Just before leaving our last outpost luxury tea house, I had to take a dump and really postponed it because its torture shitting while the surroundings are so cold.  What the heck, I did my duty but of course, our toilet does not flush because I as I said, their was no running water in our room or anywhere because the the pipes are frozen — permanently.  So I poured a bucket of water into the toilet after my deed and the rest is our generous proprietors problem.  Lets just say I left a gift upon my departure.

And when you think it could not get worse, we arrived at our new tea house today in Pheriche.  Walked into the main sitting area/dining room/lounge, basically the only common room and it actually did not look so bad.  Plywood floors and walls coated in a dark nutty stain, orange drapes, a scene like one would expect from this type of joint with posters of Everest everywhere, famous trekkers, stickers from all the tour outlets — and that’s inside our quaint lounge.  Paula was freezing and I was doing just ok.  Outside I would guess it was a damp biting below zero something Fahrenheit.  We sat for a while waiting for our boys to come with our bags — they had stopped for lunch somewhere.  In the mean time, we got pretty bored.  The local Wifi Internet was down — and let me explain, you cant get cellular data up here so the locals have some kind of bad radio, point-to-point wifi system that you buy a package.  It goes in and out and like everything up here is unreliable.  Last night, we had no electricity for some unknown reason — which I think I know… Infrastructure here is crap for a good reason — we really are in the middle of nowhere.  Anyway, after a couple of hours, our boys arrived.

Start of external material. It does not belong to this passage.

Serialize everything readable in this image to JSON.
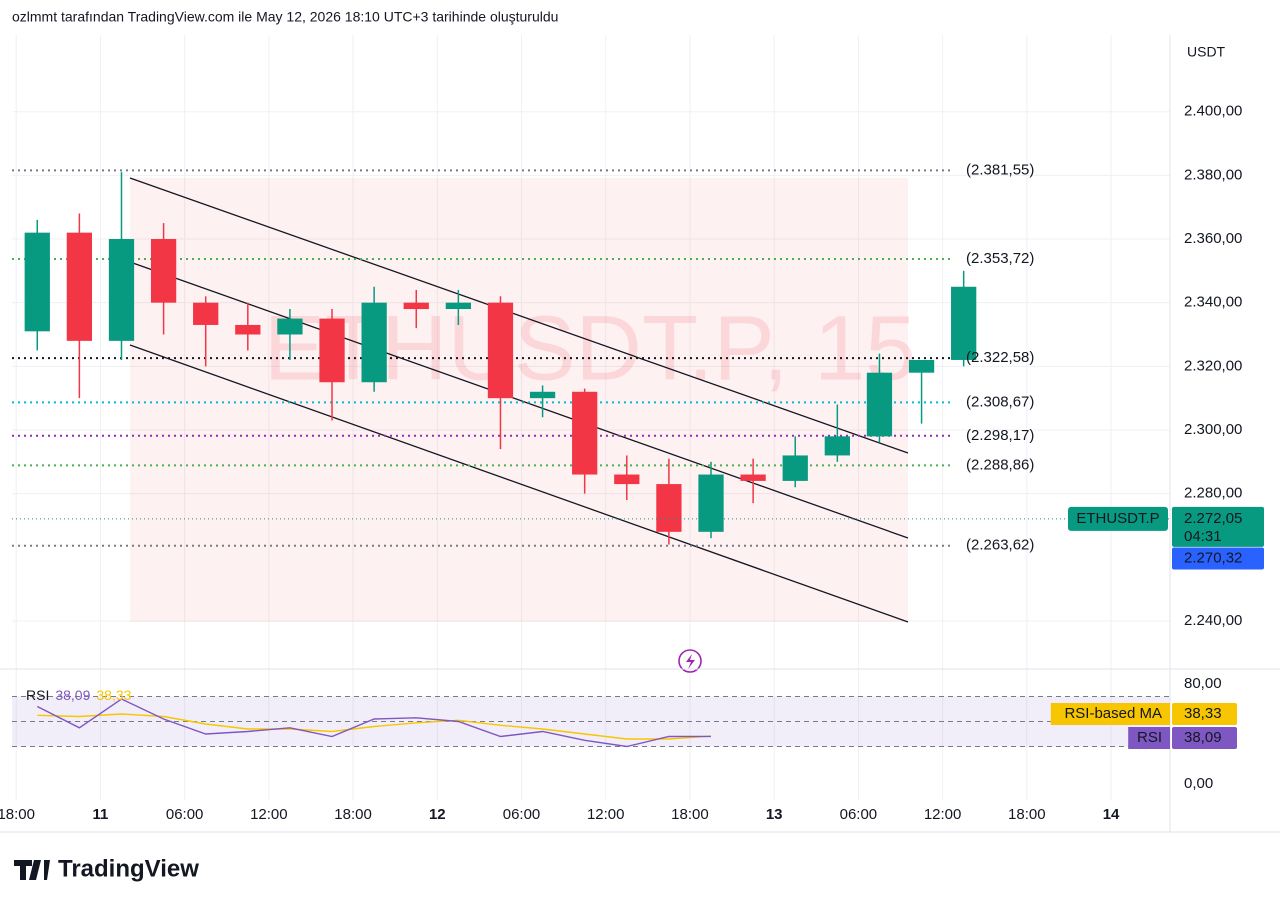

Paula and I got our keys to leave the somewhat livable dark lounge to see our suite which is number 10 for the next 2 nights which include another acclimatizing day.  I don’t know if the word shock is enough to describe the rest of the lodge.  Cold, no freezing concrete floors everywhere and dark walls lined with room doors every 8 feet or so.  Two shared toilets for our disgusting, disturbing, loud and obnoxious Chinese guests we are sharing our night with.  Toilets are just a hole in the designated restrooms — no running water to wash hands, that relies on wet wipes and of course, no toilet paper.  Just a hole on a concrete floor and no heat.  We now go to our bedroom.  To enter, you really have to unlock a horizontal deadbolt system with a padlock.  We open the door and it’s a room about 70 square feet in size with two single beds, no reasonable covers and thats it — oh, the comforting fucking freezing concrete floors.  I really don’t mind all that, but again, no heat and were in a concrete jail cell when its likely going to be 10 degrees Fahrenheit tonight.  Our sleeping bags are fine, but trying to get up in the middle of the night, open our door into a pitch dark hallway and walk to the restroom, take a piss in a smelly hole, then find a wet wipe, get back to the room by navigating with a headset flashlight and get motivate to go back to sleep while shivering because your skin has been exposed.  We will be sleeping in three top layers, two bottom layers and socks along with maybe a hat.  We have two nights here and it only gets worse as we go up to our next two altitudes.

At 6pm, it was sunset, or in photograph speak, Golden Hour, where the mountains turn orange along the peaks.  Any normal time, I would be incredibly exited to jump out and take a few pictures since its the best time of the day to shoot.  I looked and looked and looked trying to get the courage to go outside again and get hammered.  Finally at 6:15pm I decided to go — I had to because when else will I me in this insane mountainous place like no other in the world.  I went to the room, grabbed my camera, ran out just to find out that I was like 5 minutes too late — it was now dark out.  All that for not — shit — and worse, I came back like an icicle which took me a good 30 minutes to de-thaw.  Tomorrow, I’m out at 6pm sharp for golden hour — at least thats the plan.

Had dinner, a questionable mushroom pizza and vegetable soup, got back to this post and Paula is reading.  Just 4 more days and we make it to the top — our goal — Base Camp.

I will keep motivated — its hard.  No internet, no running water, no heat, no real crapper, no showers, little change of clothes… Hygiene is starting to wane — day by day.